As reported on this blog previously, Coos County Commissioner Kevin Stufflebean claimed during an interview with Register Guard reporter, Winston Ross, his recent bankruptcy was due in part to using personal savings to defend against a recall effort. The claim raised the specter of possible campaign finance law abuse as he did not claim any personal contributions or expenses with OreSTAR.

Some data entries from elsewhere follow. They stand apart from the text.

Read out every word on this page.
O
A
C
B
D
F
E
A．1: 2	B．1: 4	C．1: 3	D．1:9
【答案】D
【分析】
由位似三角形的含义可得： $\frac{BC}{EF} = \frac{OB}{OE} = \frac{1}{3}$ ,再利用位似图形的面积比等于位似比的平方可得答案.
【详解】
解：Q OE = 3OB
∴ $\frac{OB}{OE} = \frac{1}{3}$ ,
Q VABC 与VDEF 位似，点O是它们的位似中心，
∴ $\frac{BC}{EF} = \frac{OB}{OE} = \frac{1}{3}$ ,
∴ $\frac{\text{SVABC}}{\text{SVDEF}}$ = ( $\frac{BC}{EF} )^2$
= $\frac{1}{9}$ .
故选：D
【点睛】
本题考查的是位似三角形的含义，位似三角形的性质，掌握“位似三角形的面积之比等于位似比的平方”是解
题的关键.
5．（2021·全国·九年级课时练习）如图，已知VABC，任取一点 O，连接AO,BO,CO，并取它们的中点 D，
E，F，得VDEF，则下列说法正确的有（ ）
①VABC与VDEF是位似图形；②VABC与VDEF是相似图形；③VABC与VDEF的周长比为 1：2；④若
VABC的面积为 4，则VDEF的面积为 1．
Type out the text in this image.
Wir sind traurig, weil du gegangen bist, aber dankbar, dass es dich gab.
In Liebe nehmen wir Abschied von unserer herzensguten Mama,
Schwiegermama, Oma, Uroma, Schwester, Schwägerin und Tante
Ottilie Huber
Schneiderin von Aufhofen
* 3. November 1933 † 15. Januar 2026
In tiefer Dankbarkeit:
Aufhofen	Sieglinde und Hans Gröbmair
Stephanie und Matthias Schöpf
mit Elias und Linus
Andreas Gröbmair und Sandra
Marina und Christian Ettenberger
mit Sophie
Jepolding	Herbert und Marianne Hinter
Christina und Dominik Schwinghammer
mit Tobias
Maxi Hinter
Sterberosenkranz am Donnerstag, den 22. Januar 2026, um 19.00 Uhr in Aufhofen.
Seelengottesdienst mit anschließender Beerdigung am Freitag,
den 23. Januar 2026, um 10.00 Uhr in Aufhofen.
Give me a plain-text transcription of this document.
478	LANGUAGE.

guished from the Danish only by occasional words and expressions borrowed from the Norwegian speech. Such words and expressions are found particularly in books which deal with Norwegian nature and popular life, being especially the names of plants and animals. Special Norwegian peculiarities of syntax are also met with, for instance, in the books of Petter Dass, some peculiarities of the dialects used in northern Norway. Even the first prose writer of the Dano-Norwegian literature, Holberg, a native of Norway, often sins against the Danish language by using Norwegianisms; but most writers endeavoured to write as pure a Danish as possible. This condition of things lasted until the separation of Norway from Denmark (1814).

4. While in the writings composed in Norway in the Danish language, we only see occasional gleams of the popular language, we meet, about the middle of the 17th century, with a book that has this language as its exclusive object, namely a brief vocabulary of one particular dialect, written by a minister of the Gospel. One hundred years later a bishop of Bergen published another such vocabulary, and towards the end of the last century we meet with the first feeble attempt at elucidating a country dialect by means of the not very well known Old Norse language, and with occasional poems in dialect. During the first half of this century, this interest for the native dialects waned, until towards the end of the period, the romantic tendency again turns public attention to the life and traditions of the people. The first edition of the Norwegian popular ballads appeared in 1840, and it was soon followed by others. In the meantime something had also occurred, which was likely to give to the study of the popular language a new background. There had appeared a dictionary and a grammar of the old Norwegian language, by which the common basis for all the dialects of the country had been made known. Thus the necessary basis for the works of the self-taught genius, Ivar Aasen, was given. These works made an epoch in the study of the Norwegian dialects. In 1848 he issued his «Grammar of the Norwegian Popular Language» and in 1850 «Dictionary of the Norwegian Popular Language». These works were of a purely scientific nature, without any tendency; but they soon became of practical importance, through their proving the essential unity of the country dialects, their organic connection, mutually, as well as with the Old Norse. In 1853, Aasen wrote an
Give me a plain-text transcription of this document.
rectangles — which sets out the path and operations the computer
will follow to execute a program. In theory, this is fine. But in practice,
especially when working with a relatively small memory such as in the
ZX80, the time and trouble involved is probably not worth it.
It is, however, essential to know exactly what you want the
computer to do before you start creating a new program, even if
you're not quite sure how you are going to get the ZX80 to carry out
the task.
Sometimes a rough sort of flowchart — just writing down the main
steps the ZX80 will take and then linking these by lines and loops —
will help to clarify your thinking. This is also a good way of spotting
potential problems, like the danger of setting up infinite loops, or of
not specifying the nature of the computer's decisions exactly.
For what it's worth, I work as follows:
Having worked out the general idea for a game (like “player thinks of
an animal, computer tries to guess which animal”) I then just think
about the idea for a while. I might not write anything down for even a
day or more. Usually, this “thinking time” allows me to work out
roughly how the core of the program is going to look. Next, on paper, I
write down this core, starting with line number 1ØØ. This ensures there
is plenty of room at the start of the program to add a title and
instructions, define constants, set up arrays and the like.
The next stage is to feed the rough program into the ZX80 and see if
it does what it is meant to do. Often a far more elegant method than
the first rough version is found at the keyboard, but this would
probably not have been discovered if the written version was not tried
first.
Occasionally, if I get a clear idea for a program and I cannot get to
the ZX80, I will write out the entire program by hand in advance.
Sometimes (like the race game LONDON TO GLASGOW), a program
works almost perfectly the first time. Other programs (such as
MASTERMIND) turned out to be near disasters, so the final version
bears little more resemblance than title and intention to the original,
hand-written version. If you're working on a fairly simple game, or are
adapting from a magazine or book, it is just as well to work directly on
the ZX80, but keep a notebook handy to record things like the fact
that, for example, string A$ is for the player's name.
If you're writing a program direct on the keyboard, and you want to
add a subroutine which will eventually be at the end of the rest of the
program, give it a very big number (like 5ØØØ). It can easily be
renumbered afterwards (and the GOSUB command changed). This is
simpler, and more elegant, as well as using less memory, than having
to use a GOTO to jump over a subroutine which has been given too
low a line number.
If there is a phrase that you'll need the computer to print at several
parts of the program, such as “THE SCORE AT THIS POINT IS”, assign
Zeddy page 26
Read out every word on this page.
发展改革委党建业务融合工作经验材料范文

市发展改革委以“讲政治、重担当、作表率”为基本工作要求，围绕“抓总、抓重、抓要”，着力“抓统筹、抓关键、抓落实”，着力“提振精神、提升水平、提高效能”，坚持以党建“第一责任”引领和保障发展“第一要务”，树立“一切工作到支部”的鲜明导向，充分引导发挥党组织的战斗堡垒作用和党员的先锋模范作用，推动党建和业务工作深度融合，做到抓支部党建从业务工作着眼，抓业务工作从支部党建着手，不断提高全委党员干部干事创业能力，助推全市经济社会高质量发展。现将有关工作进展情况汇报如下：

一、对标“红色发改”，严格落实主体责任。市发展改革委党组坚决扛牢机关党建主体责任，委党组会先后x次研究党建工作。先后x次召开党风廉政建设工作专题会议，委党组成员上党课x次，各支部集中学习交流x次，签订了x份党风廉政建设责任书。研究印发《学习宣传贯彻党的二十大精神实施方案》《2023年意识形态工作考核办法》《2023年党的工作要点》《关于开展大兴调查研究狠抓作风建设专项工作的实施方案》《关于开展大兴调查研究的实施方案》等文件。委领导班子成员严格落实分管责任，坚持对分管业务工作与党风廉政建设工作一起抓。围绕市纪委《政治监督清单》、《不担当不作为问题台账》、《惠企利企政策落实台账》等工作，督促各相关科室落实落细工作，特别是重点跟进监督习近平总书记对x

Stufflebean repeated the claim in a later interview with the LA Times about recall elections around the country. Several Coos County citizens have reported the inconsistencies with the Oregon Secretary of State and this week, Eldon Rollins asked Stufflebean during a BOC meeting why his expenses were not properly reported. Caught in a web of his own making Stufflebean tried to hide behind a claim of personal privacy and followed up with Rollins after the meeting via email-

From: kstufflebean@CO.COOS.OR.US
To: Rollins
Date: Thu, 3 Sep 2009 13:52:50 -0700
Subject: Personal Information

Eldon:
Just to clarify your question that would be a fact that all reportable information was placed on ORESTAR per campaign finance laws.
If you have further questions regarding my personal stuff, then I would encourage you to email or stop by my office or call.

Kevin Stufflebean

From: Rollins
To: kstufflebean@CO.COOS.OR.US
Kevin, just to clarify even more:
Your campaign expenses and how you met them are not personal stuff. They are public campaign finance reporting stuff.
Furthermore, your newspaper interviews are not private stuff, they are public because you made them public.
If you are quoted in the newspapers as saying that one of the reasons you had to declare bankruptcy was because of all the money of your own you had to spend on the recall, then a prudent individual would assume you spent a fair amount of your own money on it.
Sincerely,
Eldon Rollins

So “all reportable information” was provided to OreSTAR after all, meaning Stufflebean’s statements to two separate reporters from two respected newspapers separated by a period of weeks were untrue, a falsehood, something akin to ‘a lie’. Stufflebean, when caught in inconsistencies famously blames the press for misquoting him but The Register Guard and The LA Times are not as easily impeached as the local press.

Naturally, there is no reason to believe Stufflebean is ‘accurate’ now if he was inaccurate before, in fact there is every motivation to question every statement that comes from him, unfortunately The World does not do their job and will not report for the public just how liberal with the truth some of our elected officials are.